La risposta al post-umanesimo
Papa Leone lavora alla sua prima Enciclica: “Magnifica Humanitas” per difendersi dalla Ia. Senza moralismi
Sarà incentrata sui temi della dignità, della giustizia e del lavoro con una riflessione particolare sull’avvento dell’intelligenza artificiale e le sue ricadute. La “squadra” vaticana di esperti e studiosi è al lavoro con le bozze della prima Enciclica di papa Leone XIV che vedrà la pubblicazione nei prossimi mesi. Chiaro il legame con la Rerum novarum di Leone XIII, scelto come nome da Prevost proprio per la sua vocazione ad affrontare la questione sociale nel contesto della prima grande rivoluzione industriale. Oggi dice il Pontefice, ”la Chiesa offre a tutti il suo patrimonio di dottrina sociale per rispondere a un’altra rivoluzione industriale, e agli sviluppi dell’Intelligenza Artificiale, che comportano nuove sfide per la difesa della dignità umana, della giustizia e del lavoro”.

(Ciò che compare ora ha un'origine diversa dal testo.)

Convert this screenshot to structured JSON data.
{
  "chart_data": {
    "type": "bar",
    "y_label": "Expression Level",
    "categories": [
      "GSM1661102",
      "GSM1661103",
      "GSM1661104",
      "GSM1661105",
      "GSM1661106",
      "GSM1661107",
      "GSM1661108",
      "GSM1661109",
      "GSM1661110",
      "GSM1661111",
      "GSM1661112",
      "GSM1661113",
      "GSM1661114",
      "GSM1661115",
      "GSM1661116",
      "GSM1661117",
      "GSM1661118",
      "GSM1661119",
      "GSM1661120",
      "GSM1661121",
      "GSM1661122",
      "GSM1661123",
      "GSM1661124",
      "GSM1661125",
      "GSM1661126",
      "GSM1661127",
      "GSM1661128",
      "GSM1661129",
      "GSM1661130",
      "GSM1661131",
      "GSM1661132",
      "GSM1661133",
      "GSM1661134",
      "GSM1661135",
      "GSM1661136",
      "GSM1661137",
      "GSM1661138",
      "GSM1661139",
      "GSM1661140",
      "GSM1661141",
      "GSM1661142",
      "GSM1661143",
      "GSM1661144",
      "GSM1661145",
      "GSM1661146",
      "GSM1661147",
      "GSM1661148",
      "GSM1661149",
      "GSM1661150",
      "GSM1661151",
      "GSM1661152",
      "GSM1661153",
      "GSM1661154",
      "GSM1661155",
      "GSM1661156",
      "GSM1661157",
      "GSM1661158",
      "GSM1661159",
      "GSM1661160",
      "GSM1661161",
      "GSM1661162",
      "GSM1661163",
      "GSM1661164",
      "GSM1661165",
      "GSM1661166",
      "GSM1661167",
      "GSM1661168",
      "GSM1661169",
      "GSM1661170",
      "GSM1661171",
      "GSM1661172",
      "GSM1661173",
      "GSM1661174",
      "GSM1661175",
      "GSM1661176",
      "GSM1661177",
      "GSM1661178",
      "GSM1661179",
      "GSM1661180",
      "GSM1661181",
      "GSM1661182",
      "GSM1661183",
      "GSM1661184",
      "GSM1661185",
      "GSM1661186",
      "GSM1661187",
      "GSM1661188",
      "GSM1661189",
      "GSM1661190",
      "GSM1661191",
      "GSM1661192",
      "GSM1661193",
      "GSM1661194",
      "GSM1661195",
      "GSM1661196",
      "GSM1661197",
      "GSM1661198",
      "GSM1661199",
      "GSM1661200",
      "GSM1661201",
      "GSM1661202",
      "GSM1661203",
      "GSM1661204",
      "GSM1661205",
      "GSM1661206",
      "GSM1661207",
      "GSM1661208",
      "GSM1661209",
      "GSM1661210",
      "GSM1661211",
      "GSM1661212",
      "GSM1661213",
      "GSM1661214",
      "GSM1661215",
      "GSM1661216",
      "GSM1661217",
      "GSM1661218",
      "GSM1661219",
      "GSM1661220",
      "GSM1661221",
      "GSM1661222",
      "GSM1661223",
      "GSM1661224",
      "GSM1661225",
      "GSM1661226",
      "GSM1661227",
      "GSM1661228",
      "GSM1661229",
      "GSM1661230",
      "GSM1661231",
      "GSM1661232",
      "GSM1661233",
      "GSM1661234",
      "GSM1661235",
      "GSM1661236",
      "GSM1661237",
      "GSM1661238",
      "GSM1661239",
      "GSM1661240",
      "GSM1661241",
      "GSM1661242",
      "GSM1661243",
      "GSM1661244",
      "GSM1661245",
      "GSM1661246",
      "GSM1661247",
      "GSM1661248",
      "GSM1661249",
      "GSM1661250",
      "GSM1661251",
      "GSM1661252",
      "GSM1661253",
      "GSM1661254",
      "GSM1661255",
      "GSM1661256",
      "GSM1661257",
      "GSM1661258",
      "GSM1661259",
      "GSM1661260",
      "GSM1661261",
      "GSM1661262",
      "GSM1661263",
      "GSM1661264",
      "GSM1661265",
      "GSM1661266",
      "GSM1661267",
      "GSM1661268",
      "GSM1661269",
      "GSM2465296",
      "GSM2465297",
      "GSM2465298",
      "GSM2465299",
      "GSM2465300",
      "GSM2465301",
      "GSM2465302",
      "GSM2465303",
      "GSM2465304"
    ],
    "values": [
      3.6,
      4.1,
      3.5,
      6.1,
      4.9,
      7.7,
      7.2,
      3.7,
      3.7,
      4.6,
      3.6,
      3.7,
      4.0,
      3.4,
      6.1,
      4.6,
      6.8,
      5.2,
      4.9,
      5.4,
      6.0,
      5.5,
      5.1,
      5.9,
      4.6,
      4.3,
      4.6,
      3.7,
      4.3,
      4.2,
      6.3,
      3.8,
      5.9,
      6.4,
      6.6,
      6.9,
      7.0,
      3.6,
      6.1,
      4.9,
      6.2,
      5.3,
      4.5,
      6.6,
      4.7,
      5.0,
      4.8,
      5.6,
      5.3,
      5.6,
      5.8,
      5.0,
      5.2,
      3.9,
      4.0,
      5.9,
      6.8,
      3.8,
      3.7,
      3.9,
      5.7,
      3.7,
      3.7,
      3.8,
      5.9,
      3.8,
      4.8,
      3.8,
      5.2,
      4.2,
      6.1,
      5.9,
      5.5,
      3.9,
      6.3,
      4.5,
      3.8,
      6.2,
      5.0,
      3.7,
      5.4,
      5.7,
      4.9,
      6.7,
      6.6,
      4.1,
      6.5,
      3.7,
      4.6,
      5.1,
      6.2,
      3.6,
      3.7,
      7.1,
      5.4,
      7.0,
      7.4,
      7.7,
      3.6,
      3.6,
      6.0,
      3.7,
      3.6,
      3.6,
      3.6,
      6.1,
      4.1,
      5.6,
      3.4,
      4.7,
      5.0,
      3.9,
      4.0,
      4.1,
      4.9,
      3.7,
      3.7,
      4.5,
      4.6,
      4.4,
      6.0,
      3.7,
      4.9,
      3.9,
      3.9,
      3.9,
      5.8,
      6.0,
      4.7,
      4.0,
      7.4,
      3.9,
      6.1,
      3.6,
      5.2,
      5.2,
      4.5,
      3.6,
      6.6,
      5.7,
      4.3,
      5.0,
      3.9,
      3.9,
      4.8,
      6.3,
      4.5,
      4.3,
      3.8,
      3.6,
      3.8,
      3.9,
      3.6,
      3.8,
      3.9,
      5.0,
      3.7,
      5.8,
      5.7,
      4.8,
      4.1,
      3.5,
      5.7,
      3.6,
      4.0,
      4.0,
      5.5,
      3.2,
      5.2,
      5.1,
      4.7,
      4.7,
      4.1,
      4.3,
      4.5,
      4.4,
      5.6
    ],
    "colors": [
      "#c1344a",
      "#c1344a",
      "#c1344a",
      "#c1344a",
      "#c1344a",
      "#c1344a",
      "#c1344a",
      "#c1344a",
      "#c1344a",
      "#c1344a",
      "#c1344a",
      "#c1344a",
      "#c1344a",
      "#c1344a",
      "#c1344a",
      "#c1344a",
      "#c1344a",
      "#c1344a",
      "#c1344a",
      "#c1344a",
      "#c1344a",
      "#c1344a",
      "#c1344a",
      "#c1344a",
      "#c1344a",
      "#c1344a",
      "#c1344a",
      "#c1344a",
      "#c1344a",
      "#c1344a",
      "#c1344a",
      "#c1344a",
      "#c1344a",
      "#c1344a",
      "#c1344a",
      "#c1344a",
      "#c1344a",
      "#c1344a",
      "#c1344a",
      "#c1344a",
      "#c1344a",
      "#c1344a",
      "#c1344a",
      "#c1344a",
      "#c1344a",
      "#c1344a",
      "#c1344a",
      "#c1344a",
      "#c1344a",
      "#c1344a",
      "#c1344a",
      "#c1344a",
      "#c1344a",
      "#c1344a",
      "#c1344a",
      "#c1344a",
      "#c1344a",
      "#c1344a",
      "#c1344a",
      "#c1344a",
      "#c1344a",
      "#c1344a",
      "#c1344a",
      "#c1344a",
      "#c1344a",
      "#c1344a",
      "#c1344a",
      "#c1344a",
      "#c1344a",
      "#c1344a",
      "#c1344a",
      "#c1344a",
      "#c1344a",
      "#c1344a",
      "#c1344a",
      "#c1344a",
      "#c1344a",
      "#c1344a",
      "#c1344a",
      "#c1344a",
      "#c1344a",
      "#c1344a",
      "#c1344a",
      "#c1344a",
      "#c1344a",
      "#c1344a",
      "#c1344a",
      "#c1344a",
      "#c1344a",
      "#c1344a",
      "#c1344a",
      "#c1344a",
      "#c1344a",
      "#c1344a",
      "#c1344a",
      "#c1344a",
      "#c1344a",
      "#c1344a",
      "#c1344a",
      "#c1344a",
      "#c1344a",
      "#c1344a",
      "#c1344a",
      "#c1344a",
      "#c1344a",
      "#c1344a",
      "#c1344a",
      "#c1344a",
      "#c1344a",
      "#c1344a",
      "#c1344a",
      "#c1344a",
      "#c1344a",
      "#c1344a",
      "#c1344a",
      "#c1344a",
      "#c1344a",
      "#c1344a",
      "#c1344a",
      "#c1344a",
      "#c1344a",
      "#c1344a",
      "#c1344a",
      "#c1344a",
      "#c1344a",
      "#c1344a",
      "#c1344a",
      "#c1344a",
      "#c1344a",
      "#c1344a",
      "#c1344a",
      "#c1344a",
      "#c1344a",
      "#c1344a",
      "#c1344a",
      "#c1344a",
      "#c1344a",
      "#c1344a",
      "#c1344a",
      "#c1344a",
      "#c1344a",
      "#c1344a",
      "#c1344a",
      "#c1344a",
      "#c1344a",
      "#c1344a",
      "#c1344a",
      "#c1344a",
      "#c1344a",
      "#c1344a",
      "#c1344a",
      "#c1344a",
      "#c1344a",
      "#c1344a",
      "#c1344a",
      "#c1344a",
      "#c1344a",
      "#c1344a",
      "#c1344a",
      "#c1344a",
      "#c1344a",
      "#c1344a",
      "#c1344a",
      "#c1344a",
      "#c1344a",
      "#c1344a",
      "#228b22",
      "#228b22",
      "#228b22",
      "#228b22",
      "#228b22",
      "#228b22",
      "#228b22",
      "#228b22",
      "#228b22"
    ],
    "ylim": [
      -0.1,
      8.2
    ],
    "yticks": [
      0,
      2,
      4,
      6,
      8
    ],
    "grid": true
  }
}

Nei prossimi mesi la pubblicazione della prima enciclica di Leone XIV
Il titolo indicato nella prima versione “Magnifica Humanitas” è già un programma di intenti. Un’analisi critica delle teorie proposte dalle correnti legate al post-umanesimo e al transumanesimo per mettere in luce il valore straordinario e inimitabile del corpo umano nell’epoca dei cyborg e dei robot. Il pontefice non fa sconti all’uso smodato delle nanotecnologie che possono condurre alla modifica degli apparati umani. L’enciclica riflette la preoccupazione papale di fronte alla tendenza verso il post umano. E mette in guardia da una società che propone anche il superamento dei limiti biologici, come la morte o l’invecchiamento, grazie alla genetica e alla robotica. Papa Francesco ha portato nel cuore del dibattito pubblico globale una riflessione sull’AI che non fosse né meramente tecnica né puramente moralistica.
La critica all’Intelligenza artificiale, i nuovi strumenti per curare i malati
Ben vengano i nuovi strumenti ma per migliorare la salute e alleviare le sofferenze degli ammalati. Non per creare degli ibridi. Nel documento anche una posizione ferma sul tema dell’identità di genere. Nessun cedimento a chi mette in discussione la coppia maschio/femmina e si fa portavoce dell’ideologia gender. Un tema, del resto, sul quale Prevost si è espresso in molte occasioni. La prima bozza della lettera papale è stato visionata alcuni mesi fa ma è stata rimandata indietro per alcune correzioni e per rendere il testo ancora più armonico. La seconda stesura è arrivata quindi al cardinale Michael Czerny, il porporato gesuita 79enne che guida il Dicastero per il Servizio dello Sviluppo Umano Integrale. Dopo una prima lettura, il testo passerà al cardinale argentino Victor Manuel Fernandez, prefetto del Dicastero per la Dottrina della Fede per eventuali aggiustamenti di tipo teologico da parte degli esperti dell’ex Sant’Uffizio.
I colossi tecnologici siano al servizio del bene comune
La versione definitiva sarà inviata poi in Segreteria di Stato per l’ultima revisione prima della firma di Leone XIV. La pubblicazione dell’enciclica è prevista nel giro di qualche mese. Papa Leone ha insistito tanto per proporre un documento che porti i potenti, soprattutto quelli dei colossi tecnologici, a riflettere sulla necessità di mettersi al servizio del bene comune. La proposta è quella di percorrere una strada nel segno della giustizia sociale e del rispetto della dignità dei lavoratori, sempre più a rischio a causa dell’Intelligenza artificiale. “La tecnologia digitale minaccia di alterare radicalmente alcuni dei pilastri fondamentali della civiltà umana”, ha detto il pontefice in occasione della 60esima giornata mondiale delle Comunicazioni Sociali.